Auf dem letzten Treppenabsatz blieb Braun plötzlich stehen und deutete Gruber, zu warten. Die Tür zu Stanislaus Langes Wohnung war nur angelehnt. Mit gezogener Pistole schlich Braun gebückt nach oben, verharrte angespannt neben der Tür und nickte Gruber kurz zu, der sich lautlos auf dem Flur postierte, seine Pistole im Anschlag. Mit dem Fuß stieß Braun die Tür auf, sprang dann geduckt in die Wohnung. Zwei geöffnete Türen links, Badezimmer und Küche, beide leer. Die Tür rechts war geschlossen, vorsichtig drückte er die Klinke und trat, die Waffe im Anschlag, in das Zimmer. Auf dem ungemachten Bett mitten im Raum saß eine zusammengesunkene Gestalt mit wirren Haaren. Der Mann hob langsam den Kopf und starrte sie aus blutunterlaufenen Augen an. Auf dem staubigen Boden lag eine leere Flasche Roederer-Champagner und eine halb leere Flasche Glenfiddich-Whisky.
„Stanislaus Lange?“, fragte Gruber.
Der Angesprochene nickte.
„Wir sind von der Polizei“, fuhr Gruber fort. „Wo waren Sie gestern zwischen 23 und 1 Uhr morgens?“
„Ich war gestern bei Bogdan Drakovic! Ich habe reinen Tisch gemacht, das bin ich meiner Tochter schuldig“, flüsterte Stanislaus Lange.
„Haben Sie Bogdan Drakovic ermordet?“, fragte Gruber bestimmt.
Stanislaus Lange schüttelte verneinend den Kopf.
„Ist dieser Mistkerl endlich tot?

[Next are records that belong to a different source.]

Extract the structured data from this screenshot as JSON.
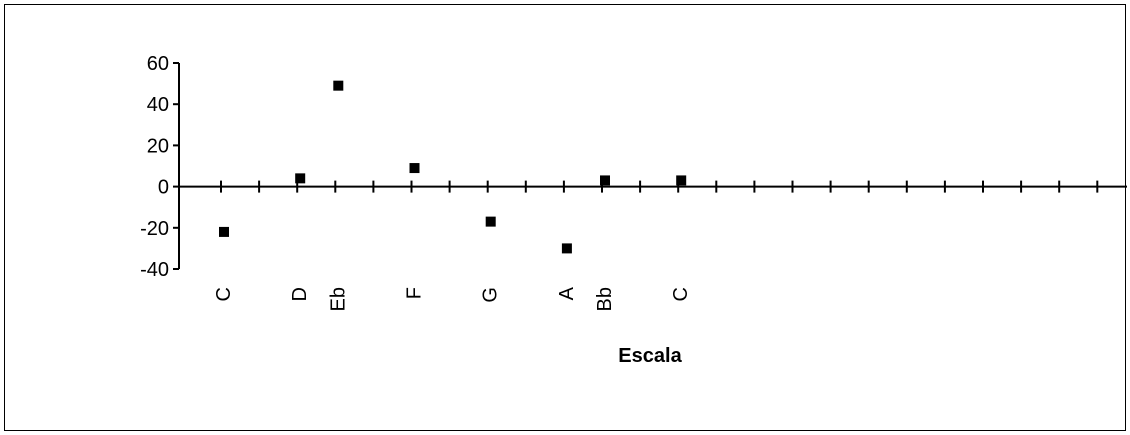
{
  "chart_data": {
    "type": "scatter",
    "title": "",
    "xlabel": "Escala",
    "ylabel": "",
    "ylim": [
      -40,
      60
    ],
    "yticks": [
      60,
      40,
      20,
      0,
      -20,
      -40
    ],
    "grid": false,
    "legend": "none",
    "categories": [
      "C",
      "D",
      "Eb",
      "F",
      "G",
      "A",
      "Bb",
      "C"
    ],
    "values": [
      -22,
      4,
      49,
      9,
      -17,
      -30,
      3,
      3
    ],
    "x_tick_count": 24,
    "marker_color": "#000000"
  }
}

Es gibt also doch noch so etwas wie Gerechtigkeit!“, zischte Stanislaus Lange und fuhr sich über das unrasierte Kinn.
„Es gibt Gerechtigkeit“, wiederholte Lange. „Jetzt kann ich meiner Tochter wieder unter die Augen treten!“
Prüfend betrachtete Braun den Mann. Rein körperlich wäre Stanislaus Lange durchaus in der Lage gewesen, Bogdan Drakovic zu töten. Er war gut in Form, auch wenn er jetzt etwas weggetreten und alt wirkte.

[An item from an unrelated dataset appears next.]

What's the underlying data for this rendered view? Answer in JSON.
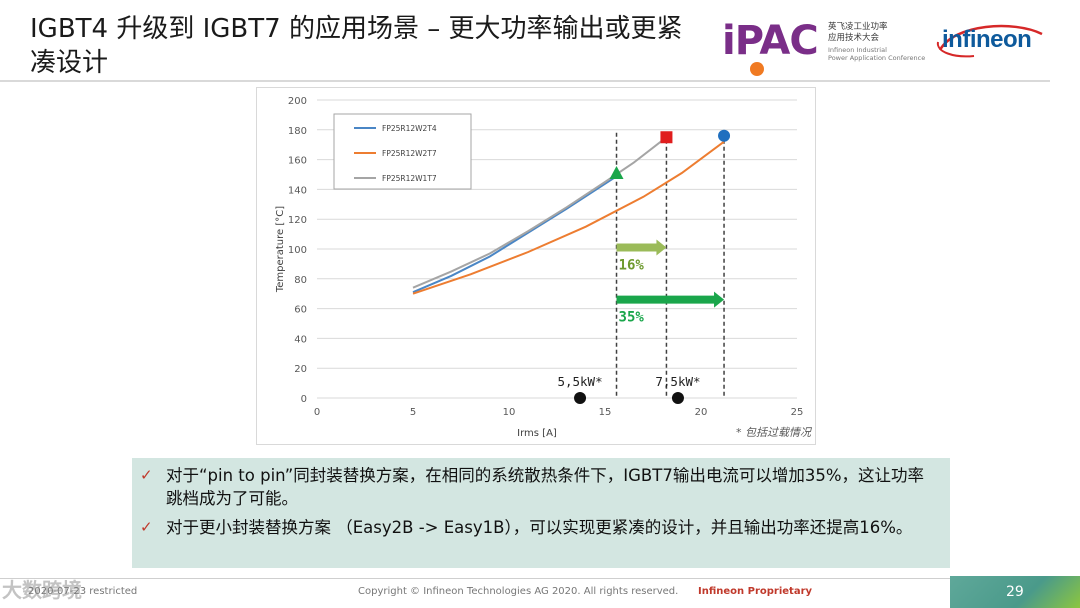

„Herr Lange, würden Sie uns bitte auf das Präsidium begleiten.“ Grubers Worte rissen Braun aus seinen Gedanken und er war wieder ganz bei der Sache.
„Ruf die Spurensicherung an, die sollen die Wohnung gründlich durchsuchen“, instruierte er Gruber.

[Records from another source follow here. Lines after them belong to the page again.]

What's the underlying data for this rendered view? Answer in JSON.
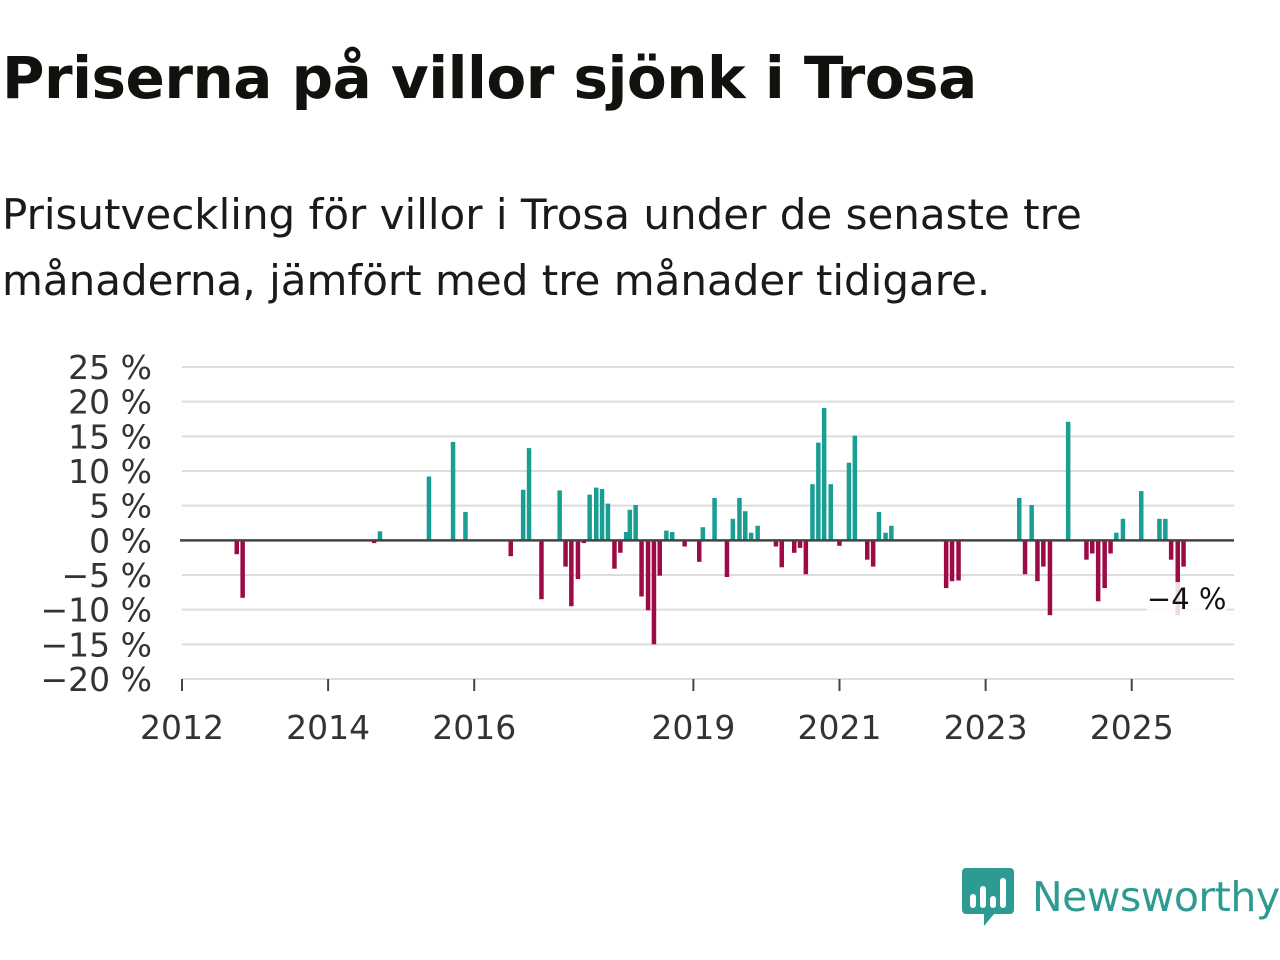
{
  "title": "Priserna på villor sjönk i Trosa",
  "subtitle": "Prisutveckling för villor i Trosa under de senaste tre månaderna, jämfört med tre månader tidigare.",
  "brand": {
    "name": "Newsworthy",
    "logo_icon": "newsworthy-chart-bubble-icon"
  },
  "colors": {
    "positive": "#1a9e94",
    "negative": "#9c0b45",
    "grid": "#dddddd",
    "zero": "#444444",
    "text": "#333333",
    "brand": "#2e9b93"
  },
  "chart_data": {
    "type": "bar",
    "title": "Priserna på villor sjönk i Trosa",
    "xlabel": "",
    "ylabel": "",
    "unit": "%",
    "ylim": [
      -20,
      25
    ],
    "xlim": [
      2012.0,
      2026.4
    ],
    "y_ticks": [
      25,
      20,
      15,
      10,
      5,
      0,
      -5,
      -10,
      -15,
      -20
    ],
    "y_tick_labels": [
      "25 %",
      "20 %",
      "15 %",
      "10 %",
      "5 %",
      "0 %",
      "−5 %",
      "−10 %",
      "−15 %",
      "−20 %"
    ],
    "x_ticks": [
      2012,
      2014,
      2016,
      2019,
      2021,
      2023,
      2025
    ],
    "x_tick_labels": [
      "2012",
      "2014",
      "2016",
      "2019",
      "2021",
      "2023",
      "2025"
    ],
    "grid": true,
    "annotation": {
      "text": "−4 %",
      "x": 2025.67,
      "y": -4
    },
    "series": [
      {
        "name": "Prisutveckling",
        "values": [
          [
            2012.75,
            -2
          ],
          [
            2012.83,
            -8.3
          ],
          [
            2014.63,
            -0.4
          ],
          [
            2014.71,
            1.3
          ],
          [
            2015.38,
            9.2
          ],
          [
            2015.71,
            14.2
          ],
          [
            2015.88,
            4.1
          ],
          [
            2016.5,
            -2.3
          ],
          [
            2016.67,
            7.3
          ],
          [
            2016.75,
            13.3
          ],
          [
            2016.92,
            -8.5
          ],
          [
            2017.17,
            7.2
          ],
          [
            2017.25,
            -3.8
          ],
          [
            2017.33,
            -9.5
          ],
          [
            2017.42,
            -5.6
          ],
          [
            2017.5,
            -0.4
          ],
          [
            2017.58,
            6.6
          ],
          [
            2017.67,
            7.6
          ],
          [
            2017.75,
            7.4
          ],
          [
            2017.83,
            5.3
          ],
          [
            2017.92,
            -4.1
          ],
          [
            2018.0,
            -1.8
          ],
          [
            2018.08,
            1.2
          ],
          [
            2018.13,
            4.4
          ],
          [
            2018.21,
            5.1
          ],
          [
            2018.29,
            -8.1
          ],
          [
            2018.38,
            -10.1
          ],
          [
            2018.46,
            -15
          ],
          [
            2018.54,
            -5.1
          ],
          [
            2018.63,
            1.4
          ],
          [
            2018.71,
            1.2
          ],
          [
            2018.88,
            -0.9
          ],
          [
            2019.08,
            -3.1
          ],
          [
            2019.13,
            1.9
          ],
          [
            2019.29,
            6.1
          ],
          [
            2019.46,
            -5.3
          ],
          [
            2019.54,
            3.1
          ],
          [
            2019.63,
            6.1
          ],
          [
            2019.71,
            4.2
          ],
          [
            2019.79,
            1.1
          ],
          [
            2019.88,
            2.1
          ],
          [
            2020.13,
            -0.9
          ],
          [
            2020.21,
            -3.9
          ],
          [
            2020.38,
            -1.8
          ],
          [
            2020.46,
            -1.1
          ],
          [
            2020.54,
            -4.9
          ],
          [
            2020.63,
            8.1
          ],
          [
            2020.71,
            14.1
          ],
          [
            2020.79,
            19.1
          ],
          [
            2020.88,
            8.1
          ],
          [
            2021.0,
            -0.8
          ],
          [
            2021.13,
            11.2
          ],
          [
            2021.21,
            15.1
          ],
          [
            2021.38,
            -2.8
          ],
          [
            2021.46,
            -3.8
          ],
          [
            2021.54,
            4.1
          ],
          [
            2021.63,
            1.1
          ],
          [
            2021.71,
            2.1
          ],
          [
            2022.46,
            -6.9
          ],
          [
            2022.54,
            -5.9
          ],
          [
            2022.63,
            -5.8
          ],
          [
            2023.46,
            6.1
          ],
          [
            2023.54,
            -4.9
          ],
          [
            2023.63,
            5.1
          ],
          [
            2023.71,
            -5.9
          ],
          [
            2023.79,
            -3.8
          ],
          [
            2023.88,
            -10.8
          ],
          [
            2024.13,
            17.1
          ],
          [
            2024.38,
            -2.8
          ],
          [
            2024.46,
            -1.9
          ],
          [
            2024.54,
            -8.8
          ],
          [
            2024.63,
            -6.9
          ],
          [
            2024.71,
            -1.9
          ],
          [
            2024.79,
            1.1
          ],
          [
            2024.88,
            3.1
          ],
          [
            2025.13,
            7.1
          ],
          [
            2025.38,
            3.1
          ],
          [
            2025.46,
            3.1
          ],
          [
            2025.54,
            -2.8
          ],
          [
            2025.63,
            -10.8
          ],
          [
            2025.71,
            -3.8
          ]
        ]
      }
    ]
  }
}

„Haben Sie diese Kleidung auch gestern getragen?“, fragte er Stanislaus Lange und wies auf die verknitterte Hose und das fleckige Sakko, in denen Lange auf dem Bett saß.
„Ziehen Sie sich bitte um und übergeben Sie uns die Sachen“, assistierte Gruber.
Schweigend fuhren sie ins Präsidium. Es wollte keine Euphorie aufkommen, nicht einmal bei Gruber, der sich sonst gerne lautstark über Erfolge freute. Die Sache verlief zu glatt, das ahnten beide. Aber Stanislaus Lange hatte kein Alibi und war gestern bei Bogdan Drakovic gewesen.
Der Verhörraum 2 des Linzer Polizeipräsidiums war schon seit längerer Zeit nicht mehr renoviert worden: fleckiger Teppichboden, Spiegelwand zum Beobachten der Verhörten, billiger quadratischer Resopaltisch, Kamera für Videoaufzeichnungen, schmale Fenster oben an der rückwärtigen Wand, grau-grünliche abwaschbare Farbe und vergitterte Neonröhren. Über der grau gestrichenen Eingangstür ohne Klinke befand sich eine Signallampe, die über einen Schalter unter der Tischplatte aktiviert werden konnte. Am schlimmsten aber war die Trostlosigkeit des Raums, seine absolute Hoffnungslosigkeit.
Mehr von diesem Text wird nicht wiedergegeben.